En quoi l’onomastique, aussi bien la toponymie que la patronymie, est-elle souvent liée aux animaux ?


Dans leurs lentes découverte puis colonisation de l’espace environnant, les populations occidentales prenaient des repères auxquels elles donnaient un nom qu’adoptaient leur entourage, puis leurs descendants. Ces toponymes sont ainsi des oronymes (noms de montagnes), des hydronymes (de cours d’eau) ou des rappels de lieux hantés par des végétaux ou animaux particuliers. Des montagnes s’appellent encore Bärenhaupt ou Tête de l’ours, le mont Beuvray ou la rivière Bièvre évoquent le castor, Chanteloube ou Vallorcine parlent du loup ou de l’ours, les Verpillières ou bien les Connilières signalent des renards ou des lapins… On ne peut d’ailleurs savoir si c’est la fréquence de la population animale à tel endroit ou au contraire une apparition exceptionnelle qui aurait fait choisir tel ou tel animal. Pour Besançon, peut-être un unique bison, et pour Berne un ours que la légende considéra comme providentiel ; on imaginera plus tard le petit ours de Berlin (Bärlein).
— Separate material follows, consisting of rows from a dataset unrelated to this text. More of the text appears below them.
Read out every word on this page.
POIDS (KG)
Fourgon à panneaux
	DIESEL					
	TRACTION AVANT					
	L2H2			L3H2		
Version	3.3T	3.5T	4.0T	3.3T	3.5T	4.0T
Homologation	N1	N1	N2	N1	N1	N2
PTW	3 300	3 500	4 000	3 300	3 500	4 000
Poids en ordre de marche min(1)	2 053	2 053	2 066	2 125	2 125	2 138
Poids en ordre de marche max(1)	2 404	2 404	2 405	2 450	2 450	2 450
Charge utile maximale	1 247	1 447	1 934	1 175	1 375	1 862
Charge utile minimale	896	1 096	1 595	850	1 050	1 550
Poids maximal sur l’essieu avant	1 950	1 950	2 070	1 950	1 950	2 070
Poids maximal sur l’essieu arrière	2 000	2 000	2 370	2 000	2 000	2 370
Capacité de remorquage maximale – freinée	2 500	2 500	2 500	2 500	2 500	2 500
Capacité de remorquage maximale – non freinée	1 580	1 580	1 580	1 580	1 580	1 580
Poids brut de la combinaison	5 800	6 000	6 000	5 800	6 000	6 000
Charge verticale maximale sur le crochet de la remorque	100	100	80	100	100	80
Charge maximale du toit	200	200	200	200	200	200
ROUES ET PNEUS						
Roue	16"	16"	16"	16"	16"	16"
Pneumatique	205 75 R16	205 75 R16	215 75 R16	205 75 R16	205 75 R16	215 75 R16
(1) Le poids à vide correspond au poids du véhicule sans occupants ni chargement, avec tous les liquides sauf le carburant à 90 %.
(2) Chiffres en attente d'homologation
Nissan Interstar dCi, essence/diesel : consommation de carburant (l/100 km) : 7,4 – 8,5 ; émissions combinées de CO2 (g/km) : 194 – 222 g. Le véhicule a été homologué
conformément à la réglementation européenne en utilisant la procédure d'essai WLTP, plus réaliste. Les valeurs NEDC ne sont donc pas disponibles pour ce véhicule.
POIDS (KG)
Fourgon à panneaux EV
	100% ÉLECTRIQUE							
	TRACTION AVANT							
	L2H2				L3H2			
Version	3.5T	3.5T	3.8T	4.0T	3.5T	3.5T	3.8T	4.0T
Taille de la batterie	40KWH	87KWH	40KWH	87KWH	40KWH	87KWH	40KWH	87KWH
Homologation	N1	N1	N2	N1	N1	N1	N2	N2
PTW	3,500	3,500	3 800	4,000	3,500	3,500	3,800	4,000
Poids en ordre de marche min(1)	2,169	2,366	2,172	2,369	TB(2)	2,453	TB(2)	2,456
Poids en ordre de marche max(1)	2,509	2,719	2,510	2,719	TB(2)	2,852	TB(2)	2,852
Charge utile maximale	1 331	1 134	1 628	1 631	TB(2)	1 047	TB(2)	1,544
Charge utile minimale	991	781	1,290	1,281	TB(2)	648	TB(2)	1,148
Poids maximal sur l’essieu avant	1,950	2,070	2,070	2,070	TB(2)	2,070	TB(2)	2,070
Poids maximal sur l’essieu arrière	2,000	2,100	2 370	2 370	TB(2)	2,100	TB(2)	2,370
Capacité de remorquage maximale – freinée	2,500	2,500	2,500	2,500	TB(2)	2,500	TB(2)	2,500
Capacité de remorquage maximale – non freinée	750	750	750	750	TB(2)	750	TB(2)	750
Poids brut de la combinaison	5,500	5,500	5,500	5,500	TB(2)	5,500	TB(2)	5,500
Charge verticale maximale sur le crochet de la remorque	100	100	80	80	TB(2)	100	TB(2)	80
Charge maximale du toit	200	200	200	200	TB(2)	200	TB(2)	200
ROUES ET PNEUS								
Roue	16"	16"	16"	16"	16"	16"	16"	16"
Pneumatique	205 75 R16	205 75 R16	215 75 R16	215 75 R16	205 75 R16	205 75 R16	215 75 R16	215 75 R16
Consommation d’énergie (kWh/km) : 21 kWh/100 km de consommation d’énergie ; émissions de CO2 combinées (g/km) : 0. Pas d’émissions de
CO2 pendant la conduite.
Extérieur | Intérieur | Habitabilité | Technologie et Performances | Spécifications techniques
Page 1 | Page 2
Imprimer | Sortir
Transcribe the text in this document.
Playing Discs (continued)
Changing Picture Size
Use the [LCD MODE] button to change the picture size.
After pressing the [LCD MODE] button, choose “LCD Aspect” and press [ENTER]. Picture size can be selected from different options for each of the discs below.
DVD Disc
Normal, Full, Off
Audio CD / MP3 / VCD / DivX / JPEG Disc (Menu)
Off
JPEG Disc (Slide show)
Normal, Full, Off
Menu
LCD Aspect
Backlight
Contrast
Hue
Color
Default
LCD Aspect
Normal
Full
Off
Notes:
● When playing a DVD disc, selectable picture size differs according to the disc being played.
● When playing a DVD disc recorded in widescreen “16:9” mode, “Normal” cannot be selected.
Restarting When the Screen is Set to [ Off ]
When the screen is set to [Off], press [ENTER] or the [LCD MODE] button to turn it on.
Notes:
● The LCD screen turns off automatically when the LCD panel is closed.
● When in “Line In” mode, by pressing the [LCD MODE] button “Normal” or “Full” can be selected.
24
Des hommes ont également pris des noms d’animaux dont ils espéraient avoir les qualités ou dont leurs voisins reconnaissaient l’aspect ou les défauts : Léon, Eberhard, Bernhard, Wolfgang se rattachent aux lion, sanglier, ours, loup et Swanahild à la douceur d’un cygne tandis qu’Asinus Pollio ou Marcus Porcius Cato se rapprochent d’animaux domestiques dont le plus noble, le cheval, rappelle qu’il est aimé des Philippe ; le roi de la forêt celtique est Arthur, l’ours, et maint chrétien se rattache à la mignonne Ursule (petite ourse) ou au saint Loup. De cette abondante anthroponymie, on passe à une série de toponymes (par exemple Arthenay, domaine d’un dénommé Arthos, l’ours) et à des patronymes, adoptés par des familles qui aiment se rattacher à des bêtes courageuses et nobles : non seulement des ours (Orsini, Juvénal des Ursins) ou des loups (Hariulf), mais aussi des chiens invincibles (les Scaliger, Mastino et Cangrande). Les Mérovingiens descendraient d’un monstre marin, les Goths ou les rois de Danemark d’ours et les rois jutes d’Angleterre de chevaux prestigieux, Horsa et Hingist… Ces ascendances animales posent le problème du totémisme, bien exposé pour les Amérindiens ou les peuples de Sibérie, moins évident en Occident.